La Cafetière d'or
1979
Les chaudes couleurs de sa devanture
Éclairent une rue ordinaire mais vivante.
A l'intérieur, derrière son comptoir,
Une dame, très droite, entre deux âges,
Tient la caisse avec un air sérieux et bienveillant.
Près d'elle, sa fille s'active à tout instant.
Elle est vive comme une abeille,
Petite, menue, élégante comme un oiseau.
Le percolateur trône à l'angle du comptoir,
Avec la modestie dont les Dieux se parent.
Ses chromes s'allument sous les rayons du matin
Qui percent la vitrine, et ses façades rougeoyantes
Ajoutent un cachet à son éclat phosphorique.
Aux heures d'affluence,
La machine rejette une épaisse vapeur,
En émettant un ronronnement de vieux chat
Que l'on a dérangé, et qui pour se venger,
Essaye de se donner l'apparence d'un fauve.

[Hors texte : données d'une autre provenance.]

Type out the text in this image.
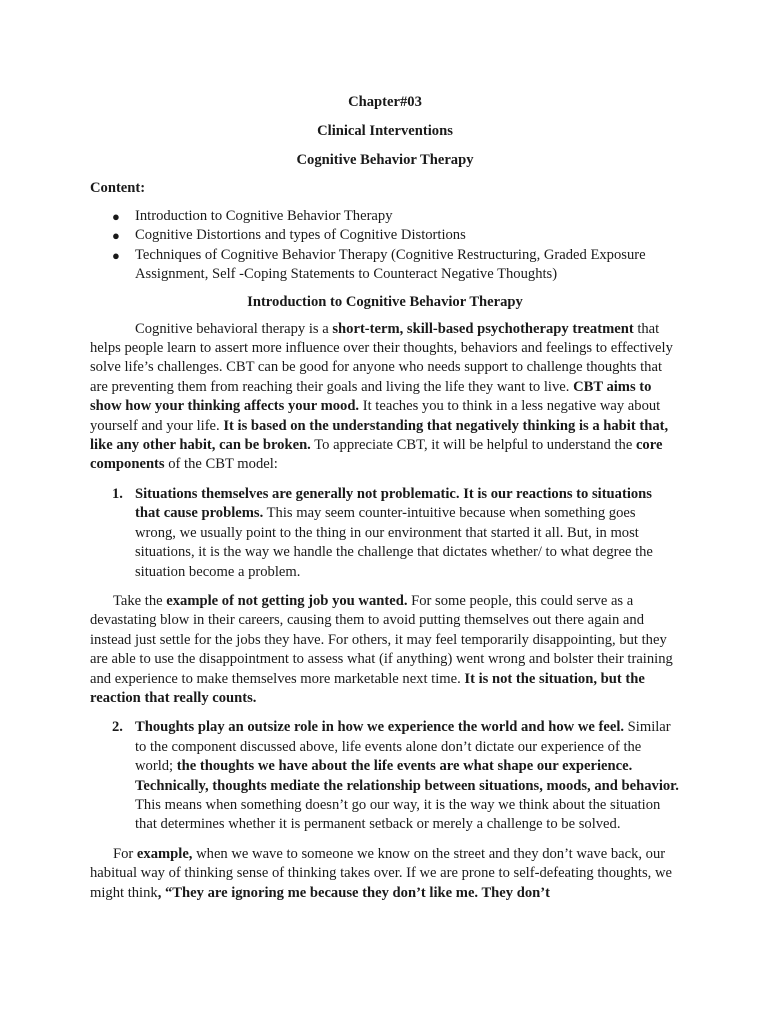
Chapter#03

Clinical Interventions

Cognitive Behavior Therapy

Content:

● Introduction to Cognitive Behavior Therapy
● Cognitive Distortions and types of Cognitive Distortions
● Techniques of Cognitive Behavior Therapy (Cognitive Restructuring, Graded Exposure Assignment, Self -Coping Statements to Counteract Negative Thoughts)

Introduction to Cognitive Behavior Therapy

Cognitive behavioral therapy is a short-term, skill-based psychotherapy treatment that helps people learn to assert more influence over their thoughts, behaviors and feelings to effectively solve life’s challenges. CBT can be good for anyone who needs support to challenge thoughts that are preventing them from reaching their goals and living the life they want to live. CBT aims to show how your thinking affects your mood. It teaches you to think in a less negative way about yourself and your life. It is based on the understanding that negatively thinking is a habit that, like any other habit, can be broken. To appreciate CBT, it will be helpful to understand the core components of the CBT model:

1. Situations themselves are generally not problematic. It is our reactions to situations that cause problems. This may seem counter-intuitive because when something goes wrong, we usually point to the thing in our environment that started it all. But, in most situations, it is the way we handle the challenge that dictates whether/ to what degree the situation become a problem.

Take the example of not getting job you wanted. For some people, this could serve as a devastating blow in their careers, causing them to avoid putting themselves out there again and instead just settle for the jobs they have. For others, it may feel temporarily disappointing, but they are able to use the disappointment to assess what (if anything) went wrong and bolster their training and experience to make themselves more marketable next time. It is not the situation, but the reaction that really counts.

2. Thoughts play an outsize role in how we experience the world and how we feel. Similar to the component discussed above, life events alone don’t dictate our experience of the world; the thoughts we have about the life events are what shape our experience. Technically, thoughts mediate the relationship between situations, moods, and behavior. This means when something doesn’t go our way, it is the way we think about the situation that determines whether it is permanent setback or merely a challenge to be solved.

For example, when we wave to someone we know on the street and they don’t wave back, our habitual way of thinking sense of thinking takes over. If we are prone to self-defeating thoughts, we might think, “They are ignoring me because they don’t like me. They don’t
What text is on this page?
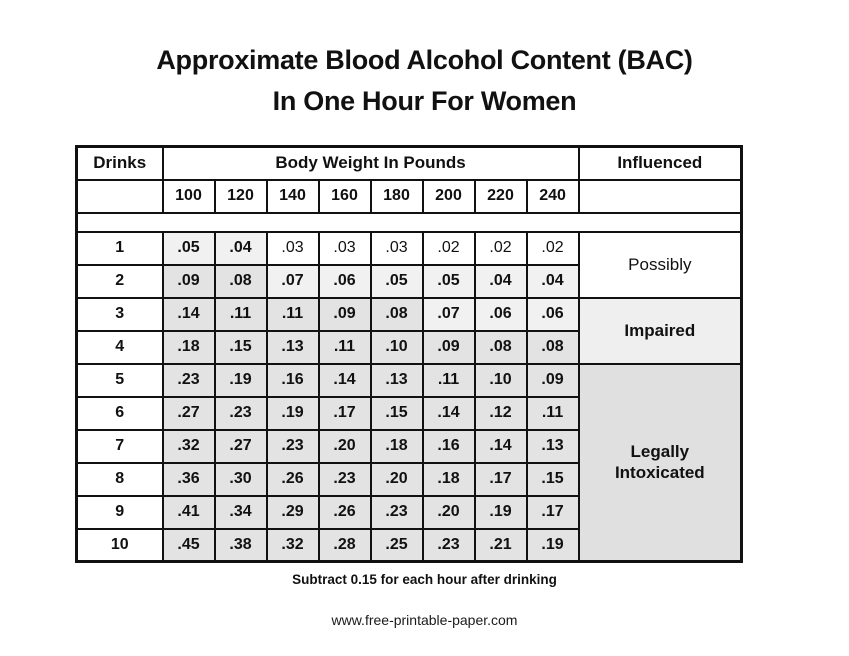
Approximate Blood Alcohol Content (BAC)
In One Hour For Women
Drinks	Body Weight In Pounds								Influenced
	100	120	140	160	180	200	220	240	

1	.05	.04	.03	.03	.03	.02	.02	.02	Possibly
2	.09	.08	.07	.06	.05	.05	.04	.04	
3	.14	.11	.11	.09	.08	.07	.06	.06	Impaired
4	.18	.15	.13	.11	.10	.09	.08	.08	
5	.23	.19	.16	.14	.13	.11	.10	.09	Legally Intoxicated
6	.27	.23	.19	.17	.15	.14	.12	.11	
7	.32	.27	.23	.20	.18	.16	.14	.13	
8	.36	.30	.26	.23	.20	.18	.17	.15	
9	.41	.34	.29	.26	.23	.20	.19	.17	
10	.45	.38	.32	.28	.25	.23	.21	.19	
Subtract 0.15 for each hour after drinking
www.free-printable-paper.com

Une troisième personne officie en ces lieux ;
Quand le magasin est calme, ce monsieur manipule le balai
Qui doit faire place nette devant l'entrée du magasin ;
Il s'acquitte de cette tâche avec un air rêveur,
Une science obscure mais consommée,
Faisant décrire à son instrument,
Des arabesques fantaisistes.
Mais, c'est au contact de la clientèle,
Que cet homme donne toute sa mesure,
Et remplit son impérieuse fonction dans le magasin :
A toute oreille suffisamment attentive, il profère, sur le café,
Les conseils les plus avisés, des secrets ésotériques,
Qu'il est le seul à connaître.
Il est aussi en charge de surveiller
Un petit garçon, à la mine renfrognée,
Qui est assis à l'angle du comptoir, près du percolateur.
Le bambin boit dans un long verre,
Émaillé de danseuses orientales,
Un sirop délicieux.
Il mordille ce récipient selon son habitude.
L'enfant est songeur et curieux,
Habile à procéder aux expériences les plus variées,
Dans ce magasin où foisonnent tant d'objets intéressants.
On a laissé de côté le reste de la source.